独自の美意識と世界観を飄々と貫き続けてまもなく結成30周年……3人の表現が濃密に煌めくフル・アルバム『16』という名の銀河にはどんな星が瞬いている?

腹切ってこうぜ~!

 今年9月に結成30周年を迎えるcali≠gariより、1月のEP『16予告版』に続くニュー・アルバム『16』が到着。歌舞伎役者の坂東彦三郎による台詞で口火を切る本作は、そのままシームレスに日本の伝統芸能とEBM~ポスト・パンク調が並走する“切腹 -life is beautiful”へ。そこには桜井青(ギター)の現在の死生観が扇動的に映されている。

cali≠gari 『16』 ビクター(2023)

 「もとからサンプリングで歌舞伎の掛け声を入れてたんですけど、研次郎君(村井研次郎、ベース)経由のご縁があって、『元禄忠臣蔵』の台詞を生で入れてもらった感じです。そうしたら歌舞伎の印象が強くなっちゃって。もともとは人力ハンマービートをやりたかったんですけどね」(桜井)。

 「それって、厳密に言うとキックが8つ打ちだからね。一部分だけ強引に8つ打ちにしてますけど、あのテンポでそのままいくのは厳しいってなって。だから、最初はもっとEBMっぽかったってことだよね。俺は初期のニッツァー・エブを思い出しましたけど。でも、ギターがDNAっていうかNYパンクみたいだから、ちょっと変わった感じになりましたね」(石井秀仁、ヴォーカル)。

 「年々、自分の書くものだと生き死に関係の歌詞が増えてますけど、今回はもう〈やりたいことやったら死んでもよくね?〉って感じになってきてて(笑)。この曲だと全部が著名人の辞世の句で、大石内蔵助さんと、三島由紀夫先生と、〈特攻の父〉と呼ばれた大西瀧治郎。皆さん、それぞれ自分で自分の死に様を選んだ方たちですね。それに対してこのサビなんですけど……」(桜井)。

 「中高生が聴いたら藤崎マーケットだって思いますよね」(石井)。

 「自分としてはホストが酒を飲ませるときのコールなんですけど。(手拍子しながら)〈腹切ってこうぜ~! ラーイ♪ ララララーイ♪〉って(笑)」(桜井)。

 妙に不敵な切腹コールに続くのは、石井秀仁による“禁断の高鳴り”。ほんのりブギーの香りも漂うシンプルなロック・チューンだ。

 「“Anarchy In The U.K.”でも“GET THE GLORY”でも何でもいいんだけど、ギターを買った中学生とかが最初にコピーするような名曲ってあるじゃないですか。
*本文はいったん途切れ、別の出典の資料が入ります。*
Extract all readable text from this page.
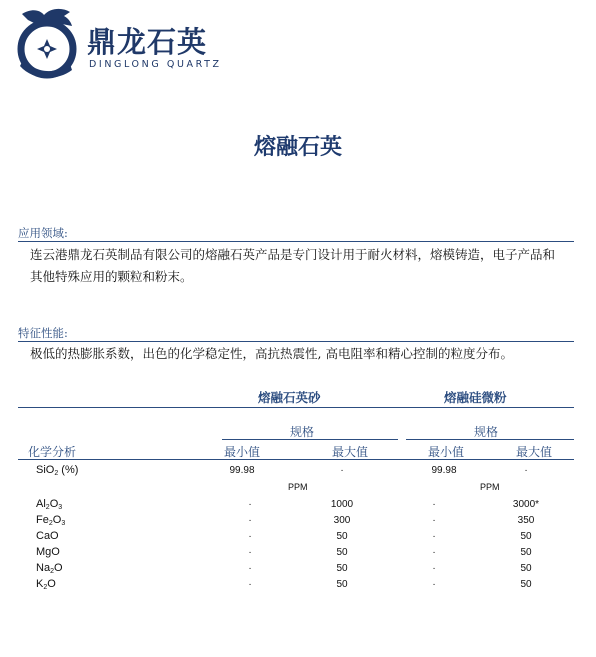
鼎龙石英
DINGLONG QUARTZ
熔融石英
应用领域:
连云港鼎龙石英制品有限公司的熔融石英产品是专门设计用于耐火材料，熔模铸造，电子产品和
其他特殊应用的颗粒和粉末。
特征性能:
极低的热膨胀系数，出色的化学稳定性，高抗热震性, 高电阻率和精心控制的粒度分布。
熔融石英砂	熔融硅微粉
规格	规格
化学分析	最小值	最大值	最小值	最大值
SiO$_2$ (%)	99.98	·	99.98	·
PPM	PPM
$Al_2O_3$	·	1000	·	3000*
$Fe_2O_3$	·	300	·	350
CaO	·	50	·	50
MgO	·	50	·	50
$Na_2O$	·	50	·	50
$K_2O$	·	50	·	50
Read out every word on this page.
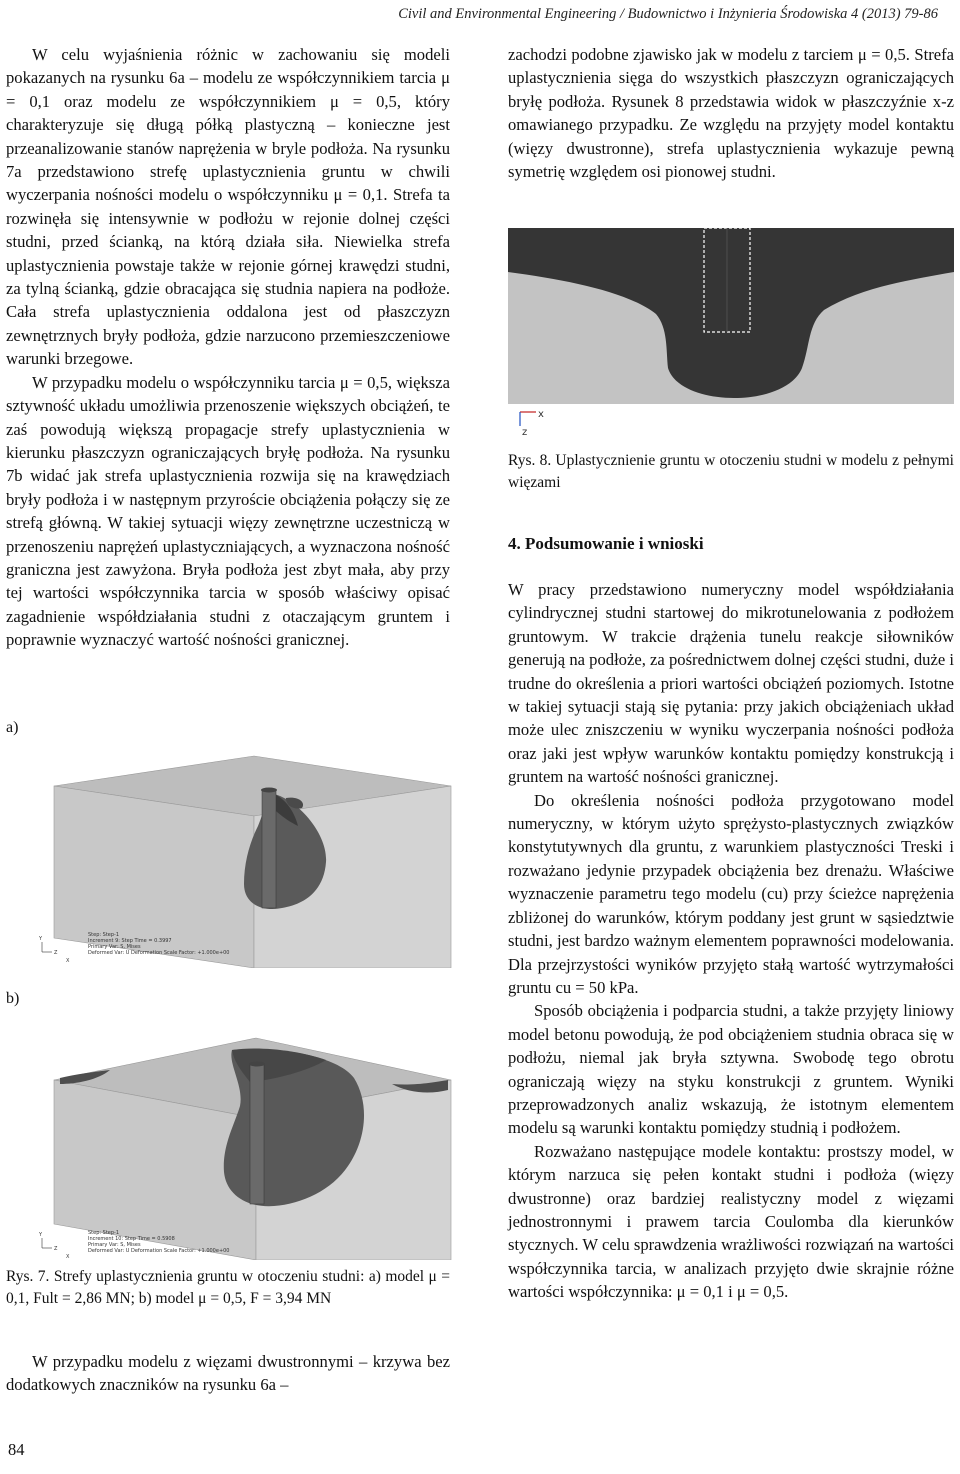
Civil and Environmental Engineering / Budownictwo i Inżynieria Środowiska 4 (2013) 79-86

W celu wyjaśnienia różnic w zachowaniu się modeli pokazanych na rysunku 6a – modelu ze współczynnikiem tarcia μ = 0,1 oraz modelu ze współczynnikiem μ = 0,5, który charakteryzuje się długą półką plastyczną – konieczne jest przeanalizowanie stanów naprężenia w bryle podłoża. Na rysunku 7a przedstawiono strefę uplastycznienia gruntu w chwili wyczerpania nośności modelu o współczynniku μ = 0,1. Strefa ta rozwinęła się intensywnie w podłożu w rejonie dolnej części studni, przed ścianką, na którą działa siła. Niewielka strefa uplastycznienia powstaje także w rejonie górnej krawędzi studni, za tylną ścianką, gdzie obracająca się studnia napiera na podłoże. Cała strefa uplastycznienia oddalona jest od płaszczyzn zewnętrznych bryły podłoża, gdzie narzucono przemieszczeniowe warunki brzegowe.

W przypadku modelu o współczynniku tarcia μ = 0,5, większa sztywność układu umożliwia przenoszenie większych obciążeń, te zaś powodują większą propagacje strefy uplastycznienia w kierunku płaszczyzn ograniczających bryłę podłoża. Na rysunku 7b widać jak strefa uplastycznienia rozwija się na krawędziach bryły podłoża i w następnym przyroście obciążenia połączy się ze strefą główną. W takiej sytuacji więzy zewnętrzne uczestniczą w przenoszeniu naprężeń uplastyczniających, a wyznaczona nośność graniczna jest zawyżona. Bryła podłoża jest zbyt mała, aby przy tej wartości współczynnika tarcia w sposób właściwy opisać zagadnienie współdziałania studni z otaczającym gruntem i poprawnie wyznaczyć wartość nośności granicznej.

a)
b)
Step: Step-1
Increment 9: Step Time = 0.3997
Primary Var: S, Mises
Deformed Var: U Deformation Scale Factor: +1.000e+00
Y
Z
X
Step: Step-1
Increment 10: Step Time = 0.5908
Primary Var: S, Mises
Deformed Var: U Deformation Scale Factor: +1.000e+00
Y
Z
X
Rys. 7. Strefy uplastycznienia gruntu w otoczeniu studni: a) model μ = 0,1, Fult = 2,86 MN; b) model μ = 0,5, F = 3,94 MN

W przypadku modelu z więzami dwustronnymi – krzywa bez dodatkowych znaczników na rysunku 6a –

zachodzi podobne zjawisko jak w modelu z tarciem μ = 0,5. Strefa uplastycznienia sięga do wszystkich płaszczyzn ograniczających bryłę podłoża. Rysunek 8 przedstawia widok w płaszczyźnie x-z omawianego przypadku. Ze względu na przyjęty model kontaktu (więzy dwustronne), strefa uplastycznienia wykazuje pewną symetrię względem osi pionowej studni.

x
z
Rys. 8. Uplastycznienie gruntu w otoczeniu studni w modelu z pełnymi więzami
4. Podsumowanie i wnioski

W pracy przedstawiono numeryczny model współdziałania cylindrycznej studni startowej do mikrotunelowania z podłożem gruntowym. W trakcie drążenia tunelu reakcje siłowników generują na podłoże, za pośrednictwem dolnej części studni, duże i trudne do określenia a priori wartości obciążeń poziomych. Istotne w takiej sytuacji stają się pytania: przy jakich obciążeniach układ może ulec zniszczeniu w wyniku wyczerpania nośności podłoża oraz jaki jest wpływ warunków kontaktu pomiędzy konstrukcją i gruntem na wartość nośności granicznej.

Do określenia nośności podłoża przygotowano model numeryczny, w którym użyto sprężysto-plastycznych związków konstytutywnych dla gruntu, z warunkiem plastyczności Treski i rozważano jedynie przypadek obciążenia bez drenażu. Właściwe wyznaczenie parametru tego modelu (cu) przy ścieżce naprężenia zbliżonej do warunków, którym poddany jest grunt w sąsiedztwie studni, jest bardzo ważnym elementem poprawności modelowania. Dla przejrzystości wyników przyjęto stałą wartość wytrzymałości gruntu cu = 50 kPa.

Sposób obciążenia i podparcia studni, a także przyjęty liniowy model betonu powodują, że pod obciążeniem studnia obraca się w podłożu, niemal jak bryła sztywna. Swobodę tego obrotu ograniczają więzy na styku konstrukcji z gruntem. Wyniki przeprowadzonych analiz wskazują, że istotnym elementem modelu są warunki kontaktu pomiędzy studnią i podłożem.

Rozważano następujące modele kontaktu: prostszy model, w którym narzuca się pełen kontakt studni i podłoża (więzy dwustronne) oraz bardziej realistyczny model z więzami jednostronnymi i prawem tarcia Coulomba dla kierunków stycznych. W celu sprawdzenia wrażliwości rozwiązań na wartości współczynnika tarcia, w analizach przyjęto dwie skrajnie różne wartości współczynnika: μ = 0,1 i μ = 0,5.

84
簡単なコードの組み合わせなんだけど、すごくポップな曲。そんなのをめざして作ってみたんですけど、わりとよくできたなと思ってます」(石井)。

 「僕にはグラム・ロックっぽく聴こえますけど。これでギターの音がクイーンとかT・レックスみたいな感じだったら、すかんちになるのかもしれない」(村井)。

 「ちょっとブギーっぽいところはあるのかな。でも、もともとはすごい打ち込みが入ってて、バナナラマの“Venus”みたいな感じだったんですよ。だけど、だんだんシーケンス全抜きのほうがおもしろいんじゃないかと思えてきて。結果的に抜いてよかったです」(石井)。